Он был при жизни — и остался таким же после смерти — особенным поэтом. Что предполагает независимость (относительную), оригинальность, популярность, однако может грозить и бичеванием — хотя бы за низкопоклонство, продажность, способность к мимикрии, шутовство, одним словом, за безыдейность — бичеванием практически со всех сторон, вспомнить хотя бы атаку Адама Важика в 1950 году с официальной трибуны и реванш Милоша (за «Поэму о предателе») из-за границы в 1953 году в «Порабощенном разуме». Пикантности этой трагедии придает тот факт, что обе эти атаки — на «распоясавшуюся канарейку» и на «трубадура» — в тогдашней ситуации не были такими уж безосновательными, поскольку Галчинский, откровенно «нарывался», упрямо лавируя на минном поле, и этот замысловатый танец оказался для него убийственным.
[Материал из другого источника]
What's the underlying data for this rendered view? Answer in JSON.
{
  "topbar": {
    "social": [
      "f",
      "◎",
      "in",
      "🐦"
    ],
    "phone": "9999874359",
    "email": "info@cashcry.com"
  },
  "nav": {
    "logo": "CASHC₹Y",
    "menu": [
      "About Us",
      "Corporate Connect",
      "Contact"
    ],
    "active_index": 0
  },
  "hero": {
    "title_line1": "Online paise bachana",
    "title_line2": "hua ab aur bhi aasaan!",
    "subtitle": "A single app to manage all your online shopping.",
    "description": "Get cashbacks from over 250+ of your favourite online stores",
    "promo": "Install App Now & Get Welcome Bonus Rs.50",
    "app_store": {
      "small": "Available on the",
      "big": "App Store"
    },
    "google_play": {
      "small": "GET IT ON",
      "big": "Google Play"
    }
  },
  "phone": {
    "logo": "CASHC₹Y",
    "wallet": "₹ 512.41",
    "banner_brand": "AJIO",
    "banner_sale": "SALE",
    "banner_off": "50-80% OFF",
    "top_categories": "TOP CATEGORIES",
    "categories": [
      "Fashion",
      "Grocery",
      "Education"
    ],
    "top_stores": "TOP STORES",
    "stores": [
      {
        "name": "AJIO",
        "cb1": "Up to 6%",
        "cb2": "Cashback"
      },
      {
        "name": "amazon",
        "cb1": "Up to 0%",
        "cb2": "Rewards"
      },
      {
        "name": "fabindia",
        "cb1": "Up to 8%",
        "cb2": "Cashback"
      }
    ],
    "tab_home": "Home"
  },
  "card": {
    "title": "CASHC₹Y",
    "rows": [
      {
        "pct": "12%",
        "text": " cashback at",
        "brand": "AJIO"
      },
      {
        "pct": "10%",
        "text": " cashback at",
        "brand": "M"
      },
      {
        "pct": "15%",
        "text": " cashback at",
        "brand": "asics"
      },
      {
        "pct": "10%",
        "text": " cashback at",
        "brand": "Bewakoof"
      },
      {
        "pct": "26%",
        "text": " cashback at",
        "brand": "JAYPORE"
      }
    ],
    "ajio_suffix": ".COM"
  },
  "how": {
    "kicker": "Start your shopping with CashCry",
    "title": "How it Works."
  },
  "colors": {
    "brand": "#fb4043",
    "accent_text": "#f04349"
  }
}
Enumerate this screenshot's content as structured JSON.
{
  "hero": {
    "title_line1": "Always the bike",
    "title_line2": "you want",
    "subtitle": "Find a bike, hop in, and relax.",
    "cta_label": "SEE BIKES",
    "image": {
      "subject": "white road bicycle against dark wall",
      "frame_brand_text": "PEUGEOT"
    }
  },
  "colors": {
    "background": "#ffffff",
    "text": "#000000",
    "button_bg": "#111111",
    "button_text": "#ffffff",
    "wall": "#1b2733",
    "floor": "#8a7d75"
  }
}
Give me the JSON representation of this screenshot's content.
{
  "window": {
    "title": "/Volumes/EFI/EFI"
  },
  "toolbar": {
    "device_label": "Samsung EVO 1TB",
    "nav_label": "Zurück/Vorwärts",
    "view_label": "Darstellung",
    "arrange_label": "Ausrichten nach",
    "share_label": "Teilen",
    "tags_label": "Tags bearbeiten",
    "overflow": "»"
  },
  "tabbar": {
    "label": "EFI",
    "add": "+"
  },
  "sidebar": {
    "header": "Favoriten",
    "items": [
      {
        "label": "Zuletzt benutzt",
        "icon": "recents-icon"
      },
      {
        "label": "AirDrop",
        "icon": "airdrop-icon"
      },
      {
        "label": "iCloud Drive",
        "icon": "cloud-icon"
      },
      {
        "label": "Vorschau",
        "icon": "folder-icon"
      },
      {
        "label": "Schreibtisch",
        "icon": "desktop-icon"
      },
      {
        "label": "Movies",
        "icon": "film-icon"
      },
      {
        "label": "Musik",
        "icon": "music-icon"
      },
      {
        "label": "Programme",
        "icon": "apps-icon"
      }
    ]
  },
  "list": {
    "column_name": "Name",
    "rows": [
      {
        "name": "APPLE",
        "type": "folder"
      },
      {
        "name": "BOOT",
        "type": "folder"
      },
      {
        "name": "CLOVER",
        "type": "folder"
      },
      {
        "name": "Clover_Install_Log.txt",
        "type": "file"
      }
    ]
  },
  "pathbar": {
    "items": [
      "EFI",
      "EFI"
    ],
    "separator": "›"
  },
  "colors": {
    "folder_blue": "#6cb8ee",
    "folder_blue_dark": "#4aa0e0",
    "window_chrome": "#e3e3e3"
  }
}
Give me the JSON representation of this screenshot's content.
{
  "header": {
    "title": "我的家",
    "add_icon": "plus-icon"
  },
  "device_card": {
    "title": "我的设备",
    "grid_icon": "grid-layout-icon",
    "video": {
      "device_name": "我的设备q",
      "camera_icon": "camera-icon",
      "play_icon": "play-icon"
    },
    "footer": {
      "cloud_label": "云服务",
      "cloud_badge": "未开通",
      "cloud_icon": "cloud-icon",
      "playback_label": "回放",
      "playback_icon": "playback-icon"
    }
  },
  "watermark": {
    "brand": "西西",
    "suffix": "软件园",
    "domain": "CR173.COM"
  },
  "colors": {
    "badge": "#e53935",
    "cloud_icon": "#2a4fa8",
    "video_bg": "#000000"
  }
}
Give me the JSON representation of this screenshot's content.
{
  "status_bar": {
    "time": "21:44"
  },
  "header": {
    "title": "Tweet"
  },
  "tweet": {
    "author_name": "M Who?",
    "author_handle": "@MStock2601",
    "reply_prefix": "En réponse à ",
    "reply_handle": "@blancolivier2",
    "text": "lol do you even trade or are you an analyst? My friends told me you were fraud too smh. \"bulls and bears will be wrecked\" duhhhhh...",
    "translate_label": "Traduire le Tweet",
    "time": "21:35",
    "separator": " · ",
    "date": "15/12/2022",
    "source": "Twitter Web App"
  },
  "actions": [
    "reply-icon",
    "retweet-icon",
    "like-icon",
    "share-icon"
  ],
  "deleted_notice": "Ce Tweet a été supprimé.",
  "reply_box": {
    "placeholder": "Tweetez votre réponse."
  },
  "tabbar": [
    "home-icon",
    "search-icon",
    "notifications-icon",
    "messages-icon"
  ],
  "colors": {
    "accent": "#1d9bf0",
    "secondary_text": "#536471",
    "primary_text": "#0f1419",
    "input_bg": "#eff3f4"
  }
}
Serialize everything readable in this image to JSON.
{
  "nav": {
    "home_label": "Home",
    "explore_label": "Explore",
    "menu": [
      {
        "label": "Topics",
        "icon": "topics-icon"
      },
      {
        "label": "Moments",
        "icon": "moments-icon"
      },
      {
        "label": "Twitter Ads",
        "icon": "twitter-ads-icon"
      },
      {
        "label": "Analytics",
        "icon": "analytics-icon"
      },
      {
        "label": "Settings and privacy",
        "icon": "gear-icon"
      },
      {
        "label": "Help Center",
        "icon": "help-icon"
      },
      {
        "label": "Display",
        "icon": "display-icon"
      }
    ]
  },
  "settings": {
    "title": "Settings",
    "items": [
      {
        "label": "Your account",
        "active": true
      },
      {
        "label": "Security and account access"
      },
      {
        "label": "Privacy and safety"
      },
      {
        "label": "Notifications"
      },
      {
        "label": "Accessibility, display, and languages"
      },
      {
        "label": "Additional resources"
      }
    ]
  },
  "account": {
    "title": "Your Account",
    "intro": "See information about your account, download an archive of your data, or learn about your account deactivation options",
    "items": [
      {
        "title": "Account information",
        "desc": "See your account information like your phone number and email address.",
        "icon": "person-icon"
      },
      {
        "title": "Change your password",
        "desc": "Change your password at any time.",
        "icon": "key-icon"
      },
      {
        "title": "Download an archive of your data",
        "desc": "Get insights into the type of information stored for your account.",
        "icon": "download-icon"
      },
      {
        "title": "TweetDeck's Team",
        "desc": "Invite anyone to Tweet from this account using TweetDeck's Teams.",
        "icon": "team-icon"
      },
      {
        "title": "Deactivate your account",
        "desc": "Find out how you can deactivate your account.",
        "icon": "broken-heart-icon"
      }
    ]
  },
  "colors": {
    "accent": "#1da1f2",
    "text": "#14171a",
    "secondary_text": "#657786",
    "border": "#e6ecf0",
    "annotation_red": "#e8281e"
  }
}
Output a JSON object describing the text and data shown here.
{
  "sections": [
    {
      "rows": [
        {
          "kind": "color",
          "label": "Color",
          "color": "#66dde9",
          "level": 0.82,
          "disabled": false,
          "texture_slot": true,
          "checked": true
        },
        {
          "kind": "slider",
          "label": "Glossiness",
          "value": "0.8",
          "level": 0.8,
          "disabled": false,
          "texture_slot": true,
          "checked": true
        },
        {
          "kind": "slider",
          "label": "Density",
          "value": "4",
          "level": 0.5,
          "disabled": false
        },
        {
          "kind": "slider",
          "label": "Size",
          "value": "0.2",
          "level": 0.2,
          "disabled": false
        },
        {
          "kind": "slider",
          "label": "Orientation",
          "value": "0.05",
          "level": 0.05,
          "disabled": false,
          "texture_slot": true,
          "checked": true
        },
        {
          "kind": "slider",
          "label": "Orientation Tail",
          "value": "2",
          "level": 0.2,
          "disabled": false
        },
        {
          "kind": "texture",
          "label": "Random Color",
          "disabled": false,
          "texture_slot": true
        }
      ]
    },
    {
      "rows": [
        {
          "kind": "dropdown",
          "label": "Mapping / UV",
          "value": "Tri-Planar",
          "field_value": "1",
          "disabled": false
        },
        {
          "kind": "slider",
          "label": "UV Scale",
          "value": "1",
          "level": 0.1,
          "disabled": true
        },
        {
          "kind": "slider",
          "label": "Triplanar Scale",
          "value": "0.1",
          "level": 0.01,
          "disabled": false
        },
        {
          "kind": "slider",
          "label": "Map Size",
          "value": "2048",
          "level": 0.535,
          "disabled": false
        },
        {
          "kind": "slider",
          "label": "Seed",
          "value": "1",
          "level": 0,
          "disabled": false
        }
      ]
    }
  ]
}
Судьба поэта (вскоре после двух инфарктов) становилась предостережением для других мечтателей: в сложных условиях поляризации по принципу «свой-чужой» позиция лавиранта, наемного ремесленника, даже самого хитрого выдумщика, мошенника и шута не была особенно комфортной. Сталинская система с ее механизмом государственного меценатства не отличалась излишним чувством юмора. Художник или ей служил — беззаветно, в полном объеме и безоговорочно, — или выпадал из обоймы. Галчинскому нужно было служить вдвойне усердно — ему следовало немедленно, на глазах нового Мецената смыть с себя грех довоенного поляка-католика, националиста, клерикала и антисемита, реабилитироваться за почти четырехлетнюю (1935–1939) службу у Станислава Пясецкого, главного редактора правого или даже ультраправого еженедельника «Prosto z Mostu».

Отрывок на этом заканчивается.